Newall High-precision Measuring Machine
Made during the 1950s and 1960s by a Newall subsidiary, Optical Measuring Tools Ltd., the Newall 'Measuring Machine' was intended for use in toolrooms and precision machine shops and made in four sizes able to take work from 0 to 24" (0 to 600 mm), 0 to 48" (0 to 1200 mm), 0 to 72" (0 to 1800 mm), and 0 to 144" (0 to 3600 mm). Similar in design and function to the American Pratt & Whitney measuring machine and those by the Swiss SIP Company, the Newall was, in effect, a giant micrometer. Needless to say, to produce accurate results, the machine was best housed in a temperature-controlled and preferably vibration-resistant room and handled only by trained personnel.
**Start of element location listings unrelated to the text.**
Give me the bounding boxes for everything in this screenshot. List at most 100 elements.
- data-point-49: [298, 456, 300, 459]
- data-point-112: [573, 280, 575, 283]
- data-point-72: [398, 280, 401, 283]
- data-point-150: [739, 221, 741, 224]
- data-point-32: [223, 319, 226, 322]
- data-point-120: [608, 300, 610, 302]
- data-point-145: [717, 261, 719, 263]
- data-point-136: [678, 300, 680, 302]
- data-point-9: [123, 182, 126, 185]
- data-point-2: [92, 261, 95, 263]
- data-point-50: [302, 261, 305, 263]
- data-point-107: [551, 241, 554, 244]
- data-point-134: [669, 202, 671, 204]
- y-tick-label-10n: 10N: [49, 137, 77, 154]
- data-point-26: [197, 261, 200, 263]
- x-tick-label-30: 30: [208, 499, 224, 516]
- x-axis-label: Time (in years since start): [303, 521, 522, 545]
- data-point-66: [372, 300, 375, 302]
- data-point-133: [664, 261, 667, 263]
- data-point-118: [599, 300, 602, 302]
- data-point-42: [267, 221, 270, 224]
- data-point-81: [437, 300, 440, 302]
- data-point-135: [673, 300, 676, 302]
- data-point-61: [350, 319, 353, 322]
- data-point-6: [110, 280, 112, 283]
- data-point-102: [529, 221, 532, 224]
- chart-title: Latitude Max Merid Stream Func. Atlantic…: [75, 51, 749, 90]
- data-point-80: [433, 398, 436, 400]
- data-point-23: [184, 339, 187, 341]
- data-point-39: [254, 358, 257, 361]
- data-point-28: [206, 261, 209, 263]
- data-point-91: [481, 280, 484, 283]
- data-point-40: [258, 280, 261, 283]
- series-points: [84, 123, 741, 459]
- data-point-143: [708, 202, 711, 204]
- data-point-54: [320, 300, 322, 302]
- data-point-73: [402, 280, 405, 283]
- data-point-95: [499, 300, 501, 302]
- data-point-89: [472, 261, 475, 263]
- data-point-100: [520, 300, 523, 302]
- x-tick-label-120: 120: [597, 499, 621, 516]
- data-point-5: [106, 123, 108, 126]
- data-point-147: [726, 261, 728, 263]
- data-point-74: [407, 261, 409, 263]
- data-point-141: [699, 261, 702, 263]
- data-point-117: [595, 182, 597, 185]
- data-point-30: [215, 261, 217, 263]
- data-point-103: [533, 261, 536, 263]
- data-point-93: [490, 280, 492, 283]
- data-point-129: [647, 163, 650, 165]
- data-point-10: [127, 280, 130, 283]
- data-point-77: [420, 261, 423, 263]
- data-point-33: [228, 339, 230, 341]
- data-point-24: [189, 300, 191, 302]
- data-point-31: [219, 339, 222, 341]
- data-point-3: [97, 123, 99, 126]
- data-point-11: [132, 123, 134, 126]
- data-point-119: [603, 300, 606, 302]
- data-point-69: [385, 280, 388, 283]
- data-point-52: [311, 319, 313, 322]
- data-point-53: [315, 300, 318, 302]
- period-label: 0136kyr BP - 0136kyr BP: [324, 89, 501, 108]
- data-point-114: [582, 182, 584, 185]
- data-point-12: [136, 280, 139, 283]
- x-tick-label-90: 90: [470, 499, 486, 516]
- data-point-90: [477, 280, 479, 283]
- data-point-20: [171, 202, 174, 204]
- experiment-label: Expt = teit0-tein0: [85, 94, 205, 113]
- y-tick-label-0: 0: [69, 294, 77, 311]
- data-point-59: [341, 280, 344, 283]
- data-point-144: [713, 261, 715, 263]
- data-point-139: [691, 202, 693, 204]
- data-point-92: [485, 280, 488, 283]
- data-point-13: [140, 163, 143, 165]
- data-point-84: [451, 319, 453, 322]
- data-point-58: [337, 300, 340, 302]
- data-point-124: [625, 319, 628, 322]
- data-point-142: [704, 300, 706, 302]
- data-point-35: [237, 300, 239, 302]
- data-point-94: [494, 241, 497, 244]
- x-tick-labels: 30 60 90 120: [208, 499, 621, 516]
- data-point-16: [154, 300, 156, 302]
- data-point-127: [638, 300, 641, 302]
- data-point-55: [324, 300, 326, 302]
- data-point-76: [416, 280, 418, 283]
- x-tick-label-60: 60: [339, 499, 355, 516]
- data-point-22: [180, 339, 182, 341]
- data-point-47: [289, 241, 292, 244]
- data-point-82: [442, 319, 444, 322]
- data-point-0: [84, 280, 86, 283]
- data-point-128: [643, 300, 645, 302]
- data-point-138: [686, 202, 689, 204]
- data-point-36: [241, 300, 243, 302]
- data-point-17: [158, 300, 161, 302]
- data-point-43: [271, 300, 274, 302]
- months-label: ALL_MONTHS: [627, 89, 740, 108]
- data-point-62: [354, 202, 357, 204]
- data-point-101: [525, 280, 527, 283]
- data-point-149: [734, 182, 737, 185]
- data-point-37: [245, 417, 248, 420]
Like the "Lord Chancellor" microscope designed and built by the famous English engineer Henry Maudsley in the early 19th century - and the subsequent types manufactured by Joseph Whitworth in the 1840s - the Newall was intended as the final arbiter of length standards in a large toolroom or precision workshop. It helped to ensure that jigs and fixtures were made "to standard", could then be duplicated and also checked from time to time to ensure that no deviation had occurred from their original specification. The catalogue below explains the features of the machine and how it was operated..
Once a well-known and highly respected British maker of high-precision machine tools and accessories, the Newall Group consisted of the main Newall Engineering Co. Ltd. (Peterborough), Optical Measuring Tools Ltd (OMT), Keighley Grinders Ltd. (Keighley), James C. Kay & Co. Ltd. (Ironfounders, Bury), and Machine Tool Electrics Ltd. (Leigh-on-Sea). Items manufactured included jig borers, electrical switch and control gear and electronic equipment, a range of high-precision optical measuring and inspection instruments, tank telescope gun sights for the army, ordinary and inclinable circular tables with and without optical scales, a 30-inch automatic indexing rotary table, standard and major horizontal omtimeters, vertical omtimeter, bench-mounted microscopes for use in the toolroom, lathe-tool setting and thread-form inspecting microscopes, optical flats, large and small form of projector to magnify and check manufactured parts, camera lenses, prisms and a range of precision boring heads. Items added in later years included a 35 mm motion picture projector, some 200 film cameras costing up to £8000 each for the rank organisation, a roundness measuring machine (in competition with the well-known and still-manufactured Taylor Hobson Talyrond), a projection pantometer for the inspection of parts with three-dimensional contours such as turbine blades, specialised, universal and very large projectors (some of the latter weighing over 4 tons), equipment to inspect thread forms, surface-coated mirrors, anti-reflecting coatings, multi-layer films, neutral filters, metallic electrical conducting coatings, 35 mm film printers, cinéradiography cameras, Newall-branded 35 mm cameras for Technicolor Ltd. and even polyhedral prisms designed for experimental colour television in the United States. There was also a department devoted to producing items to meet customers' special requirements.